La scrittura scorre senza mai incepparsi e più il pathos aumenta, più sembra che il tempo impresso sulle pagine rallenti, per far sì che al lettore giunca tutta la tensione, l’adrenalina, il batticuore e lo stato d’animo che i personaggi vivono in quel preciso momento.

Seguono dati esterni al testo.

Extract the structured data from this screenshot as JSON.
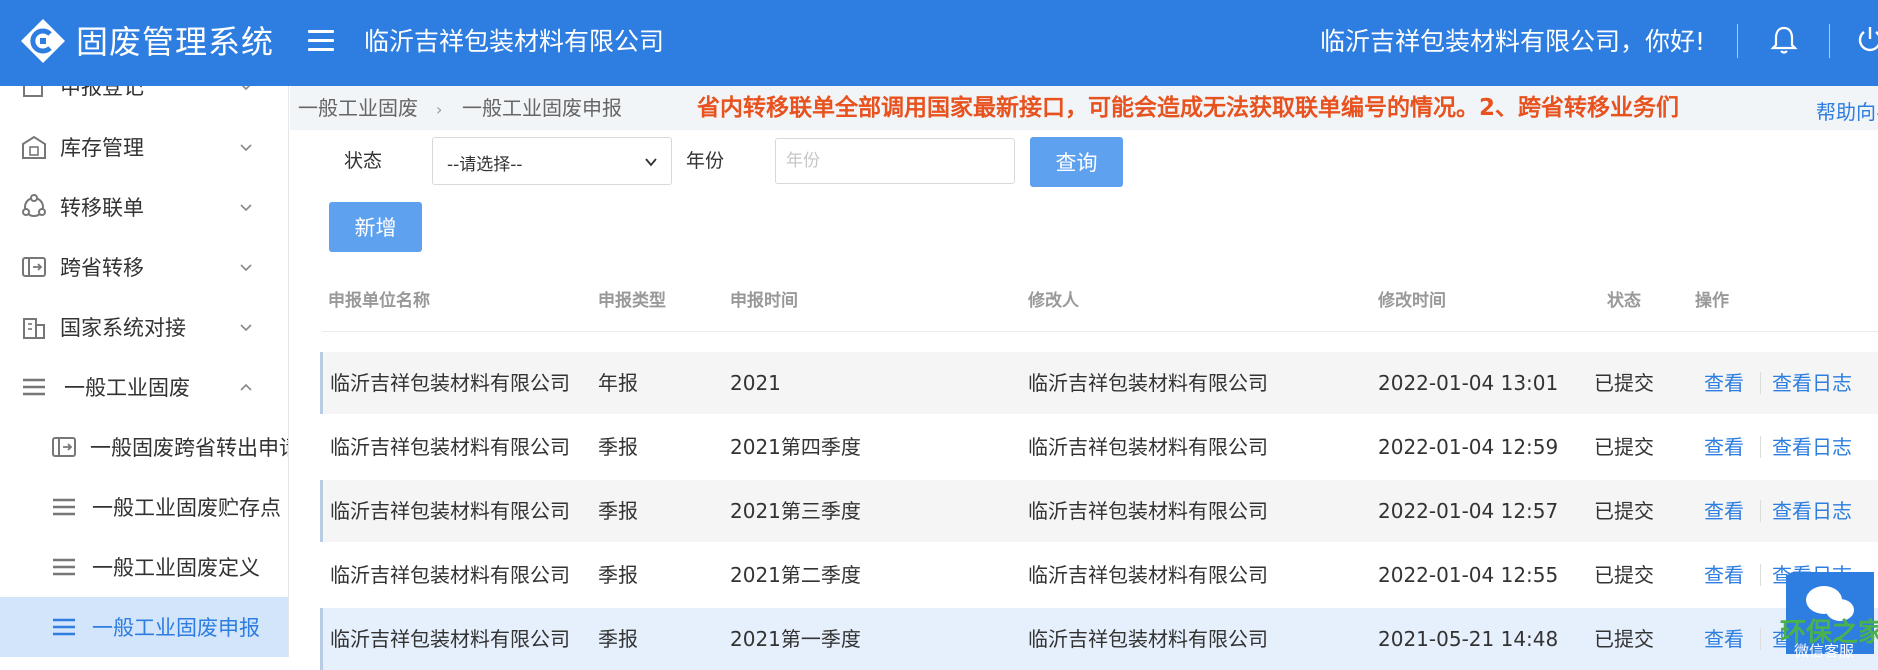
{
  "header": {
    "app_title": "固废管理系统",
    "company": "临沂吉祥包装材料有限公司",
    "greeting": "临沂吉祥包装材料有限公司，你好!"
  },
  "sidebar": {
    "items": [
      {
        "label": "申报登记",
        "icon": "form-icon"
      },
      {
        "label": "库存管理",
        "icon": "warehouse-icon"
      },
      {
        "label": "转移联单",
        "icon": "transfer-icon"
      },
      {
        "label": "跨省转移",
        "icon": "cross-province-icon"
      },
      {
        "label": "国家系统对接",
        "icon": "building-icon"
      },
      {
        "label": "一般工业固废",
        "icon": "list-icon"
      }
    ],
    "sub_items": [
      {
        "label": "一般固废跨省转出申请",
        "icon": "export-icon"
      },
      {
        "label": "一般工业固废贮存点",
        "icon": "list-icon"
      },
      {
        "label": "一般工业固废定义",
        "icon": "list-icon"
      },
      {
        "label": "一般工业固废申报",
        "icon": "list-icon"
      }
    ]
  },
  "breadcrumb": {
    "items": [
      "一般工业固废",
      "一般工业固废申报"
    ],
    "notice": "省内转移联单全部调用国家最新接口，可能会造成无法获取联单编号的情况。2、跨省转移业务们",
    "help": "帮助向导"
  },
  "filter": {
    "status_label": "状态",
    "status_value": "--请选择--",
    "year_label": "年份",
    "year_placeholder": "年份",
    "query_button": "查询",
    "add_button": "新增"
  },
  "table": {
    "columns": [
      "申报单位名称",
      "申报类型",
      "申报时间",
      "修改人",
      "修改时间",
      "状态",
      "操作"
    ],
    "rows": [
      {
        "unit": "临沂吉祥包装材料有限公司",
        "type": "年报",
        "period": "2021",
        "modifier": "临沂吉祥包装材料有限公司",
        "modified": "2022-01-04 13:01",
        "status": "已提交",
        "view": "查看",
        "log": "查看日志"
      },
      {
        "unit": "临沂吉祥包装材料有限公司",
        "type": "季报",
        "period": "2021第四季度",
        "modifier": "临沂吉祥包装材料有限公司",
        "modified": "2022-01-04 12:59",
        "status": "已提交",
        "view": "查看",
        "log": "查看日志"
      },
      {
        "unit": "临沂吉祥包装材料有限公司",
        "type": "季报",
        "period": "2021第三季度",
        "modifier": "临沂吉祥包装材料有限公司",
        "modified": "2022-01-04 12:57",
        "status": "已提交",
        "view": "查看",
        "log": "查看日志"
      },
      {
        "unit": "临沂吉祥包装材料有限公司",
        "type": "季报",
        "period": "2021第二季度",
        "modifier": "临沂吉祥包装材料有限公司",
        "modified": "2022-01-04 12:55",
        "status": "已提交",
        "view": "查看",
        "log": "查看日志"
      },
      {
        "unit": "临沂吉祥包装材料有限公司",
        "type": "季报",
        "period": "2021第一季度",
        "modifier": "临沂吉祥包装材料有限公司",
        "modified": "2021-05-21 14:48",
        "status": "已提交",
        "view": "查看",
        "log": "查看日志"
      }
    ]
  },
  "watermark": {
    "text": "环保之家",
    "sub": "微信客服"
  },
  "colors": {
    "primary": "#2e7de1",
    "button": "#5ea1ef",
    "notice": "#e8521e",
    "active_nav": "#d3e5fb"
  }
}
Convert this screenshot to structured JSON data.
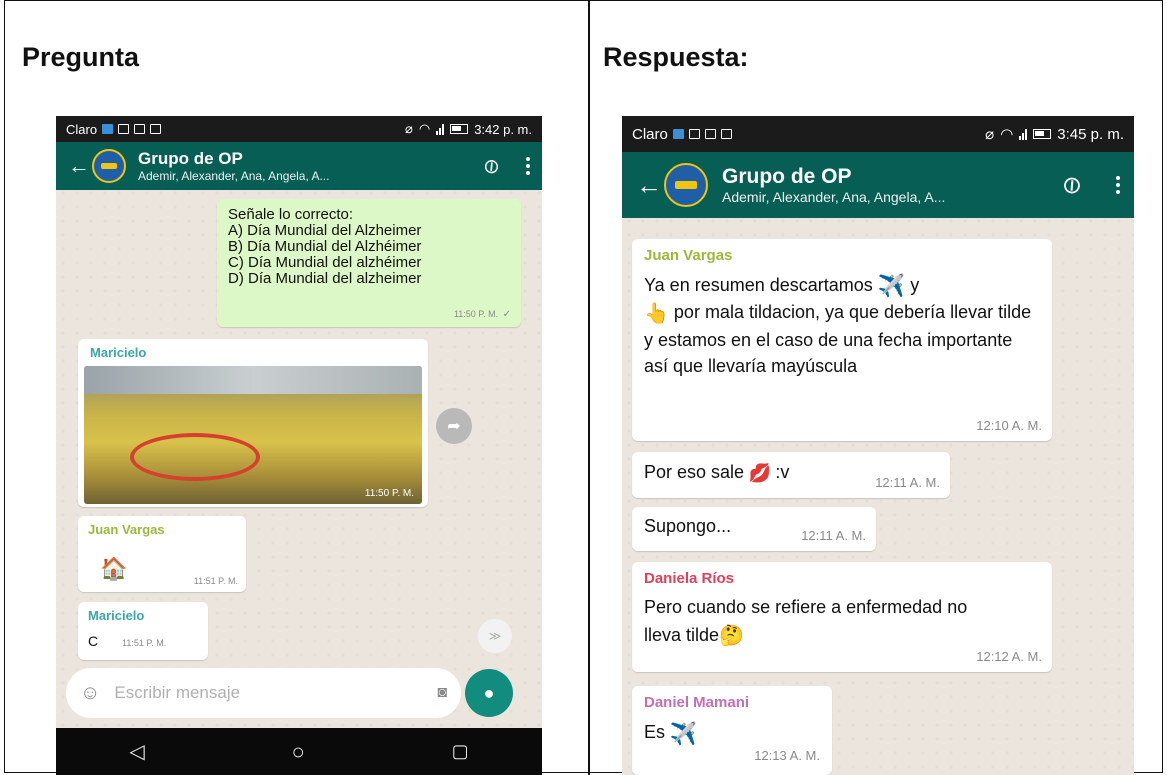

Fra queste pagine che sanno di frutta secca e sfumature dolciastre, le storie vanno a fondersi con la Storia.

Ci si addentra in questo bazar che è Istanbul; con le sue strade caotiche (con o senza pioggia); con i suoi colori; con le voci alte e musicali dei venditori e dei muezzin; con il profumo della cucina che pervade ogni cosa; con le sue esagerazioni ed i suoi silenzi.

I personaggi che tessono le fila di questa narrazione corale, sono in prevalenza donne (di tutte le età) e non è un caso: a differenza degli uomini, le donne sono molto più forti e determinate, anche se in principio sembrano non esserne coscienti.

Superficialmente ci si alterna su cosa o chi è buono o cattivo; su cosa va o non va fatto; su chi ha o non ha le colpe; poi le protagoniste Asya e Armanoush -ragazze coetanee, in bilico e incomplete come il resto delle storie, della Storia– iniziano a domandarsi l’una chi sia suo padre e l’altra quale sia la sua vera storia. E dall’essere incomplete e frammentarie, pian piano tutto acquista senso ed ogni tassello va al suo posto come in un puzzle ben architettato e allora (e solo allora), si potrà comprendere che in fondo e per vie sottilissime intessute chissà da chi e quando, tutti siamo collegati e tutti siamo uguali molto più di quanto possiamo immaginare e la nostra storia personale, possiamo iniziare a ricamarla dal momento in cui riconosciamo le nostre radici e siamo in grado di decidere se accettarne passivamente il normale corso o se iniziare nuove pagine con uno sguardo nuovo.